A boa notícia é que alguns dos hábitos saudáveis, como fazer exercícios, podem nos ajudar a diminuir o impulso por comportamentos indesejáveis. Eles nos ajudam a obter prazer sem cair na armadilha de nos viciarmos em apenas uma fonte. “A noção de dividir seus prazeres pela vida – em vez de ter um só grande prazer – é interessante”, diz David Linden. “Você vai ao bar e bebe dois drinques. Faz sexo. E corre no dia seguinte. Depois medita. Você tem todos os prazeres, mas nenhum chega a ser seu vício.” Segundo as últimas pesquisas, a meditação parece ter ainda mais benefícios. “Há cada vez mais evidências de que o autocontrole aumenta conforme aumenta a consciência”, diz o psicólogo Michael Inzlicht, da Universidade de Toronto, no Canadá. “E a consciência aumenta com a meditação.”

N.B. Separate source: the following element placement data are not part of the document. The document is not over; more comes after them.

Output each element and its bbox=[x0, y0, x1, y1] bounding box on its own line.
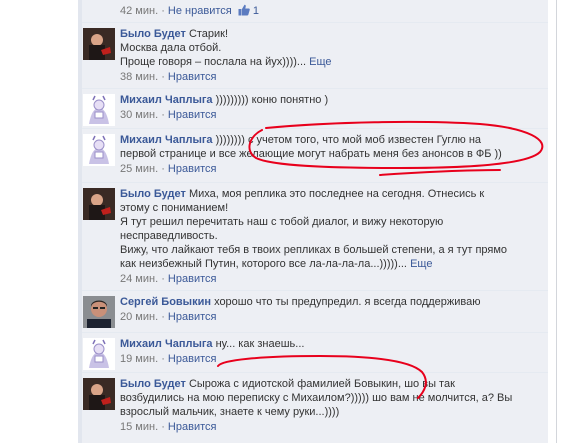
like-link[interactable]: Нравится bbox=[168, 353, 217, 365]
timestamp: 24 мин. bbox=[120, 273, 159, 285]
like-link[interactable]: Нравится bbox=[168, 71, 217, 83]
like-count[interactable]: 1 bbox=[253, 5, 259, 17]
comment-text-line: Вижу, что лайкают тебя в твоих репликах … bbox=[120, 244, 508, 256]
like-link[interactable]: Нравится bbox=[168, 163, 217, 175]
comment-text-line: первой странице и все желающие могут наб… bbox=[120, 148, 502, 160]
comment-item: Сергей Бовыкин хорошо что ты предупредил… bbox=[82, 290, 548, 332]
timestamp: 20 мин. bbox=[120, 311, 159, 323]
comment-text-line: Москва дала отбой. bbox=[120, 42, 222, 54]
comment-author[interactable]: Михаил Чаплыга bbox=[120, 134, 213, 146]
comment-author[interactable]: Михаил Чаплыга bbox=[120, 338, 213, 350]
comment-text: )))))))) с учетом того, что мой моб изве… bbox=[215, 134, 482, 146]
comment-text-line: этому с пониманием! bbox=[120, 202, 229, 214]
like-link[interactable]: Нравится bbox=[168, 273, 217, 285]
timestamp: 15 мин. bbox=[120, 421, 159, 433]
comment-author[interactable]: Было Будет bbox=[120, 188, 186, 200]
comment-body: Сергей Бовыкин хорошо что ты предупредил… bbox=[120, 295, 540, 324]
avatar[interactable] bbox=[83, 94, 115, 126]
comment-text: Миха, моя реплика это последнее на сегод… bbox=[188, 188, 485, 200]
thumbs-up-icon[interactable] bbox=[238, 4, 250, 16]
comment-meta: 25 мин. · Нравится bbox=[120, 163, 217, 175]
comment-author[interactable]: Сергей Бовыкин bbox=[120, 296, 211, 308]
comment-item: Михаил Чаплыга ))))))))) коню понятно ) … bbox=[82, 88, 548, 128]
avatar[interactable] bbox=[83, 28, 115, 60]
comment-meta: 19 мин. · Нравится bbox=[120, 353, 217, 365]
comment-body: Было Будет Миха, моя реплика это последн… bbox=[120, 187, 540, 286]
timestamp: 30 мин. bbox=[120, 109, 159, 121]
comment-body: Михаил Чаплыга ну... как знаешь... 19 ми… bbox=[120, 337, 540, 366]
right-divider bbox=[556, 0, 557, 443]
comment-text-line: как неизбежный Путин, которого все ла-ла… bbox=[120, 258, 407, 270]
like-link[interactable]: Нравится bbox=[168, 421, 217, 433]
comment-text-line: возбудились на мою переписку с Михаилом?… bbox=[120, 392, 513, 404]
comment-text-line: несправедливость. bbox=[120, 230, 218, 242]
comment-item: Было Будет Миха, моя реплика это последн… bbox=[82, 182, 548, 290]
comment-text-line: Я тут решил перечитать наш с тобой диало… bbox=[120, 216, 444, 228]
comment-text-line: взрослый мальчик, знаете к чему руки...)… bbox=[120, 406, 340, 418]
comment-text: Старик! bbox=[188, 28, 229, 40]
timestamp: 25 мин. bbox=[120, 163, 159, 175]
like-link[interactable]: Нравится bbox=[168, 109, 217, 121]
comment-author[interactable]: Было Будет bbox=[120, 28, 186, 40]
avatar[interactable] bbox=[83, 296, 115, 328]
comment-text: ))))))))) коню понятно ) bbox=[215, 94, 329, 106]
comment-item: Было Будет Сырожа с идиотской фамилией Б… bbox=[82, 372, 548, 443]
comment-text: хорошо что ты предупредил. я всегда подд… bbox=[214, 296, 481, 308]
comment-meta: 24 мин. · Нравится bbox=[120, 273, 217, 285]
comment-item: Михаил Чаплыга ну... как знаешь... 19 ми… bbox=[82, 332, 548, 372]
see-more-link[interactable]: Еще bbox=[410, 258, 432, 270]
comment-text: ну... как знаешь... bbox=[215, 338, 305, 350]
comment-meta: 38 мин. · Нравится bbox=[120, 71, 217, 83]
comment-text-line: Проще говоря – послала на йух))))... bbox=[120, 56, 307, 68]
unlike-link[interactable]: Не нравится bbox=[168, 5, 232, 17]
timestamp: 42 мин. bbox=[120, 5, 159, 17]
comment-body: Было Будет Сырожа с идиотской фамилией Б… bbox=[120, 377, 540, 434]
comment-author[interactable]: Михаил Чаплыга bbox=[120, 94, 213, 106]
timestamp: 19 мин. bbox=[120, 353, 159, 365]
comment-item: Михаил Чаплыга )))))))) с учетом того, ч… bbox=[82, 128, 548, 182]
avatar[interactable] bbox=[83, 134, 115, 166]
see-more-link[interactable]: Еще bbox=[309, 56, 331, 68]
timestamp: 38 мин. bbox=[120, 71, 159, 83]
avatar[interactable] bbox=[83, 378, 115, 410]
comment-body: Было Будет Старик! Москва дала отбой. Пр… bbox=[120, 27, 540, 84]
comment-text: Сырожа с идиотской фамилией Бовыкин, шо … bbox=[188, 378, 455, 390]
comment-meta: 15 мин. · Нравится bbox=[120, 421, 217, 433]
previous-comment-meta: 42 мин. · Не нравится 1 bbox=[120, 4, 259, 17]
comment-author[interactable]: Было Будет bbox=[120, 378, 186, 390]
comment-meta: 30 мин. · Нравится bbox=[120, 109, 217, 121]
comment-body: Михаил Чаплыга )))))))) с учетом того, ч… bbox=[120, 133, 540, 176]
comment-body: Михаил Чаплыга ))))))))) коню понятно ) … bbox=[120, 93, 540, 122]
avatar[interactable] bbox=[83, 188, 115, 220]
comment-meta: 20 мин. · Нравится bbox=[120, 311, 217, 323]
avatar[interactable] bbox=[83, 338, 115, 370]
comment-item: Было Будет Старик! Москва дала отбой. Пр… bbox=[82, 22, 548, 88]
like-link[interactable]: Нравится bbox=[168, 311, 217, 323]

Se, mesmo com todas as estratégias disponíveis, ainda não conseguimos acatar o compromisso que firmamos conosco, a solução é buscar uma saída inspirada em Ulisses, o herói da Odisseia, de Homero. Quando voltava para casa depois da Guerra de Troia, a nau de Ulisses navegava ao encontro de sereias. Ele então pediu aos marinheiros que o atassem ao mastro da embarcação e tapassem seus ouvidos com cera. O grande guerreiro temeu ceder ao encanto das criaturas, mas conseguiu ultrapassá-las e chegar são a seu destino.
O grande mérito de Ulisses foi reconhecer-se vulnerável à tentação e não confiar apenas em seu autocontrole. Talvez agir como ele seja a alternativa mais prudente diante dos múltiplos desafios do mundo atual. Desligar o acesso à internet, como fiz em vários momentos durante a produção deste texto, certamente foi melhor do que confiar em minha capacidade de evitar a tentação de escapar de uma tarefa profissional para navegar na web. Ao reconhecermos nossas fraquezas e nossos limites, não abrimos mão da responsabilidade por nossas ações. Apenas admitimos quanto nós e nossos impulsos são oponentes respeitáveis. Em sua Ética a Nicômaco, Aristóteles reconhecia o desafio que temos pela frente: “Considero mais corajoso aquele que supera seus próprios desejos do que aquele que conquista seus inimigos, porque a vitória mais dura é sobre nós mesmos.”